The youngest of their four children, Mariela, 20, represented the Mexican state of Jalisco - not far from where the couple was reared in Mexico.
Mariela is a student at Del Mar College in Corpus Christi. All of the Hernandez children have been to college and three enlisted in the military.
“I thank God every day for everything He has given me,” Maria said. “I have received more blessings than I deserve.”
Their eldest, Christina graduated from Texas A&M-Corpus Christi and is currently a captain who is married to a captain in the U.S. Army. Along with her career, she is rearing children and working on a master’s degree.
Sugei finished her schooling and is a sergeant in the Army and Artemio also joined the service.
Alex planned to enlist as well, but Maria asked him to go to technical college instead and he complied. Now he is a successful mechanic.
“Three of my children have served this country and I wanted him to do something else,” she said.
Artemio and Maria began life in Morelia, Michoacan, Mexico. As a 7-year-old growing up in one of the hottest climates in Mexico, Maria and her siblings walked five miles every day to work in the fields. Their mother carried a clay pot along. The children picked a few bananas on the way.
“The boss had cows,” she said. “We went to work very early when he was still milking. He filled my mother’s clay pot with milk so we had bananas and milk for breakfast.”
By 5:30 in the afternoon, they were back at home. The next day would begin before daylight.
“My mother raised eight children by herself,” Maria said. “We had a happy life, an awesome one, but little chance for an education. Artemio and I wanted a better life for our children.”
As teens in February, 1979, the couple decided to change the course of their lives. They set out for Texas with only the clothes on their backs and one extra set in a sack.
“If they got wet, we didn’t have anything,” she said.
The journey was “the worst nightmare anyone can live,” Maria said. “The moon was shining but we kept walking into cactus. It was so cold, we slept on the fence, and it got so bad, we thought about turning ourselves in.”
They stayed with a lady in Santa Maria for a week. The journey resumed but ended at a little store so their driver could purchase a drink.
“Then we saw the police lights flashing,” Maria said.
The couple were interrogated and deported.
“For the next three months we worked hard to save enough money to try it again,” Maria said. “We didn’t have children but we wanted our future kids’ lives to be brighter.”
In her Mexican community, the only work available was farming. With a drought in progress, corn fields dried up and corn for tortillas was too expensive.
“Nobody had corn,” she said. “I remember my grandmother saying she was tired of eating flour tortillas but that’s all we had.”
Their next attempt to immigrate was successful and they made it to Refugio.
“My husband took a job on a ranch for $7 a day,” Maria said.
Unable to make a living, they moved to Florida to pick oranges for $700 per week.
“Unlike the long work hours on the ranch, by two or three in the afternoon, we were home,” she said.
After the harvest, they moved to Dallas. But city life was not palatable for the young couple so they came home to Refugio.
The immigration Reform and Control Act of 1986 signed into law by President Ronald Reagan was a godsend for the family. Maria and Artemio were able to come out of the shadows and apply for amnesty.
After the five-year waiting period, they became citizens.
“We live with pride, enjoy life and have fun the good way — with family,” Maria said.
But she will never forget her roots.
“Mother taught me so much and from her I learned to appreciate what I’ve been given,” she said. “She is 84 and lives by herself. She grinds her own corn for her tortillas and likes to build a fire outside to cook on because she says it tastes better.”
Diagnosed with terminal cancer 15 year’s ago, Maria’s mother was given only months to live. She refused chemotherapy and radiation so Maria brought her to Refugio to take care of her. Her health improved.
“One day, she told me she was going for a walk,” Maria said. “I told her breakfast would be ready when she got home.”
Her mother never returned.
As Maria searched frantically, she learned that her mother had walked to one of the restaurants on the highway in Refugio and boarded a bus for Mexico.
Three days later, the cancer patient arrived back in her community in Mexico.

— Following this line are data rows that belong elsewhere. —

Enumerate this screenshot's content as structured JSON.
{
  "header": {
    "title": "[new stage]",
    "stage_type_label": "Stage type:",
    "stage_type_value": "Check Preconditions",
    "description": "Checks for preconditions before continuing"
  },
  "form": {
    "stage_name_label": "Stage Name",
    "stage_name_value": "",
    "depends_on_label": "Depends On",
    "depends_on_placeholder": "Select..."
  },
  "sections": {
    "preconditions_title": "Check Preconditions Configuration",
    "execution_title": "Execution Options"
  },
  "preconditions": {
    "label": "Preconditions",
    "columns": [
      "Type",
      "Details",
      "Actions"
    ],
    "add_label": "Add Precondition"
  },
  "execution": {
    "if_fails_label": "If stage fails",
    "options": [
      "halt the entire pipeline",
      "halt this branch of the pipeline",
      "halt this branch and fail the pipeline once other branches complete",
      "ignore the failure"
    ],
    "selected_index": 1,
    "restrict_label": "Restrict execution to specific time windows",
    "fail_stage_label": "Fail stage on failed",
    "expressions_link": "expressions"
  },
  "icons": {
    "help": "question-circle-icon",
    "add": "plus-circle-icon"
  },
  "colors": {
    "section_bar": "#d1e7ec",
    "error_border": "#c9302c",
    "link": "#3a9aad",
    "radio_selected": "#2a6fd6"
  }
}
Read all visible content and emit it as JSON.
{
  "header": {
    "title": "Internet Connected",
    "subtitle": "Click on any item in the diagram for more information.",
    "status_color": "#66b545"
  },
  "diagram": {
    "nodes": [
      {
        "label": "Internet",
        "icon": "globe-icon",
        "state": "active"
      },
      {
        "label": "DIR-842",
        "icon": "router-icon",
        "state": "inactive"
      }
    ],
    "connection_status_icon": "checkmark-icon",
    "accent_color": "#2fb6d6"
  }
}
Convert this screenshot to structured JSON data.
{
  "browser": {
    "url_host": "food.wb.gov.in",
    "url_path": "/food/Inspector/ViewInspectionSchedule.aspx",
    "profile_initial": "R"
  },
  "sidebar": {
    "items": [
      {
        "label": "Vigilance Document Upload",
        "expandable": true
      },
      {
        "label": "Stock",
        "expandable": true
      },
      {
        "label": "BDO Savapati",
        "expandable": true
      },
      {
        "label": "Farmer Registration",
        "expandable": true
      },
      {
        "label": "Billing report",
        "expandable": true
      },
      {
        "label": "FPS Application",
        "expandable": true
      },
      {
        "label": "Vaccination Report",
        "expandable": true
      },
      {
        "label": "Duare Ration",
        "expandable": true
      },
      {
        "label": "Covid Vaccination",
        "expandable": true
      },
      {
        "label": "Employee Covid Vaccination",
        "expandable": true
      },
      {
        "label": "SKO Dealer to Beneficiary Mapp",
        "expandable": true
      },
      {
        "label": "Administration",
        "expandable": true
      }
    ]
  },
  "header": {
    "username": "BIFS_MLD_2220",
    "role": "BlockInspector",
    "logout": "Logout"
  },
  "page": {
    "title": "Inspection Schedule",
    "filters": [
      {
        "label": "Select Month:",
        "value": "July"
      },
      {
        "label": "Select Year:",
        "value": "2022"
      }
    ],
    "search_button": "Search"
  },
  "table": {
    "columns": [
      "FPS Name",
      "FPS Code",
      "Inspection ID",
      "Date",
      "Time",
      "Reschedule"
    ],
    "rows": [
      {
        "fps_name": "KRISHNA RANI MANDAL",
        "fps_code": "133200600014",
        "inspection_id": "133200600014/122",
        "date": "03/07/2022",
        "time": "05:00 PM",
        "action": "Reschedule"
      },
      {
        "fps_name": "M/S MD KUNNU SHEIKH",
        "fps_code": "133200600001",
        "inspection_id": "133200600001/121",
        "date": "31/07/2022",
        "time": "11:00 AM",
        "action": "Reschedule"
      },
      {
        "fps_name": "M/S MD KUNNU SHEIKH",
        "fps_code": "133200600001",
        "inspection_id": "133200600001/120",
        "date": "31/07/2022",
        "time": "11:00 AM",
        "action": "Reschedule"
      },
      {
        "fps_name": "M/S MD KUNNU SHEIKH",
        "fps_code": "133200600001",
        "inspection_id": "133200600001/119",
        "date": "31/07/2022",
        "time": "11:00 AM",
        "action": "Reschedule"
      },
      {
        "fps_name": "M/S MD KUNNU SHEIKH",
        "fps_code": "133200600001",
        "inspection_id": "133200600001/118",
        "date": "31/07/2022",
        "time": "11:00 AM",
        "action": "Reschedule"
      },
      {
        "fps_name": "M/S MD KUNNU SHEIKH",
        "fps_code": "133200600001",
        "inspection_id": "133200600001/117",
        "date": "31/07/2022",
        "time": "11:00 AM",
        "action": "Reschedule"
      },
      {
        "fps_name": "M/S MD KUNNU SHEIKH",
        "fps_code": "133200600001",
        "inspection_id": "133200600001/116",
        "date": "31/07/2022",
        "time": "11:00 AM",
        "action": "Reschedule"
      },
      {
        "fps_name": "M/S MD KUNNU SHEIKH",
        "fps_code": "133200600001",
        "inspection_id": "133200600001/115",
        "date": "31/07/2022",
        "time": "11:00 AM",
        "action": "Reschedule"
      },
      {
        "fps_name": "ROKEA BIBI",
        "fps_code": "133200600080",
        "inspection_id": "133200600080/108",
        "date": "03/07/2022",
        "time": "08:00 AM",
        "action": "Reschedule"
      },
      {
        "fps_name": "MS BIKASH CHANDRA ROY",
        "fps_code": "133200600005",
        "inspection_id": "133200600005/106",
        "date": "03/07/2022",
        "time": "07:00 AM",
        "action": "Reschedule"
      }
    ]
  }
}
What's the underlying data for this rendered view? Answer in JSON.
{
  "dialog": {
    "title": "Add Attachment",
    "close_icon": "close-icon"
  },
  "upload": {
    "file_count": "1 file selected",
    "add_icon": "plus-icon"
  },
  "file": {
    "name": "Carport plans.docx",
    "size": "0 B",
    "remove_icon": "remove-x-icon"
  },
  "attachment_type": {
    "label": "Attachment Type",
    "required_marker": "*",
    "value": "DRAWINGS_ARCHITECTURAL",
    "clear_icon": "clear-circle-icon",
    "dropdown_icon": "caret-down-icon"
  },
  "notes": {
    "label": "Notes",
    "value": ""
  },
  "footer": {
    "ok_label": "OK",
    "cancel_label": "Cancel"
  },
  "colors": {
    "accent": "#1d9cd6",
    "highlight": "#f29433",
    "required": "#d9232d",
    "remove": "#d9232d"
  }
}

“Without papers, she said she felt like a bird in a cage,” Maria said. “She didn’t like being afraid and wanted her freedom back so she went back to her homeland.”
Artemio and Maria built a modest home for her and visit as often as possible.

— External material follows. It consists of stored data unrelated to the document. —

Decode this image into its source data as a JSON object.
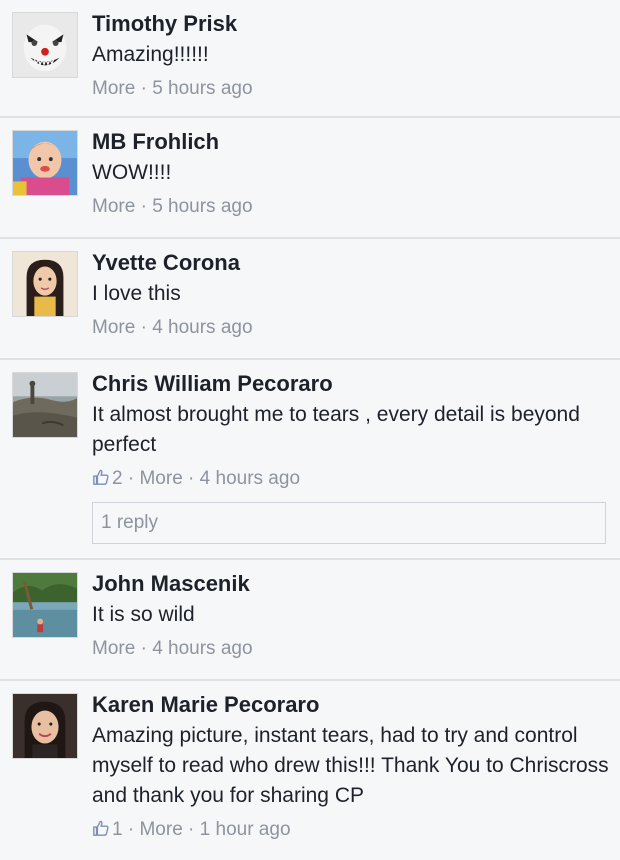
{
  "comments": [
    {
      "name": "Timothy Prisk",
      "text": "Amazing!!!!!!",
      "likes": "",
      "more": "More",
      "time": "5 hours ago"
    },
    {
      "name": "MB Frohlich",
      "text": "WOW!!!!",
      "likes": "",
      "more": "More",
      "time": "5 hours ago"
    },
    {
      "name": "Yvette Corona",
      "text": "I love this",
      "likes": "",
      "more": "More",
      "time": "4 hours ago"
    },
    {
      "name": "Chris William Pecoraro",
      "text": "It almost brought me to tears , every detail is beyond perfect",
      "likes": "2",
      "more": "More",
      "time": "4 hours ago",
      "reply": "1 reply"
    },
    {
      "name": "John Mascenik",
      "text": "It is so wild",
      "likes": "",
      "more": "More",
      "time": "4 hours ago"
    },
    {
      "name": "Karen Marie Pecoraro",
      "text": "Amazing picture, instant tears, had to try and control myself to read who drew this!!! Thank You to Chriscross and thank you for sharing CP",
      "likes": "1",
      "more": "More",
      "time": "1 hour ago"
    }
  ],
  "separator": " · ",
  "colors": {
    "background": "#f6f7f9",
    "name": "#1d2129",
    "meta": "#8d949e",
    "divider": "#dfe1e5"
  },
  "icons": {
    "like": "thumbs-up-icon"
  }
}
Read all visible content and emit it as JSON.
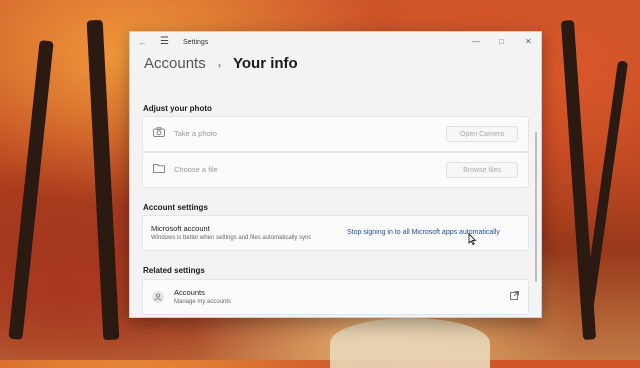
{
  "window": {
    "title": "Settings",
    "back_icon": "back-arrow-icon",
    "menu_icon": "hamburger-menu-icon",
    "controls": [
      "minimize-icon",
      "maximize-icon",
      "close-icon"
    ]
  },
  "breadcrumb": {
    "parent": "Accounts",
    "separator": "›",
    "current": "Your info"
  },
  "adjust_photo": {
    "title": "Adjust your photo",
    "rows": [
      {
        "icon": "camera-icon",
        "label": "Take a photo",
        "button": "Open Camera"
      },
      {
        "icon": "folder-icon",
        "label": "Choose a file",
        "button": "Browse files"
      }
    ]
  },
  "account_settings": {
    "title": "Account settings",
    "microsoft_account": {
      "title": "Microsoft account",
      "subtitle": "Windows is better when settings and files automatically sync",
      "link": "Stop signing in to all Microsoft apps automatically"
    }
  },
  "related_settings": {
    "title": "Related settings",
    "items": [
      {
        "icon": "person-icon",
        "title": "Accounts",
        "subtitle": "Manage my accounts",
        "trailing_icon": "external-link-icon"
      }
    ]
  },
  "colors": {
    "link": "#1f4f9a",
    "window_bg": "#f3f3f3"
  }
}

“Refugio is home to us, now and the community is like a family,” Maria said. “I love this town and the people.”
Maria has been employed at the school for 18 years. Her only regret is not having had the opportunity to obtain an education.
“I’ve tried to teach my children that life is about keeping your spirit going even if you stumble along the way... but most important, you never give up,” Maria said.

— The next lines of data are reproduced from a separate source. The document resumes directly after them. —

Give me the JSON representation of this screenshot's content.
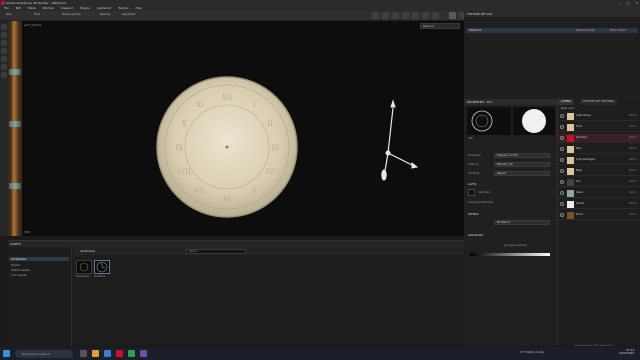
{
  "app": {
    "title": "Adobe Substance 3D Painter - WallClock",
    "window_buttons": [
      "—",
      "□",
      "✕"
    ]
  },
  "menu": [
    "File",
    "Edit",
    "Mode",
    "Window",
    "Viewport",
    "Plugins",
    "JavaScript",
    "Texture",
    "Help"
  ],
  "toolbar": {
    "items": [
      "Size",
      "Flow",
      "Stroke opacity",
      "Spacing",
      "Alignment"
    ]
  },
  "viewport": {
    "file_label": "w15_UPL.txt",
    "display_mode": "Material",
    "corner_label": "HDRI"
  },
  "assets": {
    "title": "ASSETS",
    "search_placeholder": "Search",
    "breadcrumb": "All libraries",
    "tree": [
      "All libraries",
      "Project",
      "Starter assets",
      "Your assets"
    ],
    "thumbs": [
      "Procedurals",
      "Clockface"
    ]
  },
  "texture_set": {
    "title": "TEXTURE SET LIST",
    "selected": "WallClock",
    "shader": "Default shader",
    "mode": "Main shader"
  },
  "properties": {
    "title": "PROPERTIES - FILL",
    "tab_fill": "Fill",
    "section_material": "MATERIAL",
    "rows": [
      {
        "label": "Projection",
        "value": "Triplanar / UV fill"
      },
      {
        "label": "Filtering",
        "value": "Bilinear | HQ"
      },
      {
        "label": "UV Wrap",
        "value": "Repeat"
      }
    ],
    "alpha_title": "ALPHA",
    "alpha_name": "Clockface",
    "advanced": "Advanced Blending",
    "stencil_title": "STENCIL",
    "stencil_value": "No Stencil",
    "grayscale_title": "GRAYSCALE",
    "grayscale_name": "grunge-scratches"
  },
  "layers": {
    "tabs": [
      "LAYERS",
      "TEXTURE SET SETTINGS"
    ],
    "blend_label": "Base color",
    "rows": [
      {
        "name": "Light Decay",
        "mode": "Norm 1"
      },
      {
        "name": "Dust",
        "mode": "Norm 1"
      },
      {
        "name": "Numbers",
        "mode": "Norm 1"
      },
      {
        "name": "Rust",
        "mode": "Norm 1"
      },
      {
        "name": "Light Damaged",
        "mode": "Norm 1"
      },
      {
        "name": "Base",
        "mode": "Norm 1"
      },
      {
        "name": "Iron",
        "mode": "Norm 1"
      },
      {
        "name": "Glass",
        "mode": "Norm 1"
      },
      {
        "name": "Hands",
        "mode": "Norm 1"
      },
      {
        "name": "Wood",
        "mode": "Norm 1"
      }
    ]
  },
  "statusbar": {
    "text": "Cache Disk Usage: 67% | Version: 8.3.0"
  },
  "taskbar": {
    "search": "Type here to search",
    "weather": "17°C  Partly cloudy",
    "time": "07:14",
    "date": "21/07/2023"
  },
  "colors": {
    "accent": "#c8102e",
    "selection": "#2d3744"
  }
}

Many years have passed since the two scared teens ran in the dead of winter across fields laden with cactus. The youngsters didn’t come in search of a handout or free ride, but to fulfill a dream for a better life for their children.
As Mariela, the youngest of their children, was crowned queen of the 53rd Feria de las Flores, the Hernandez’s well-traveled journey to fulfill a lifelong dream of a better life for their offspring reached fruition. It was pure joy.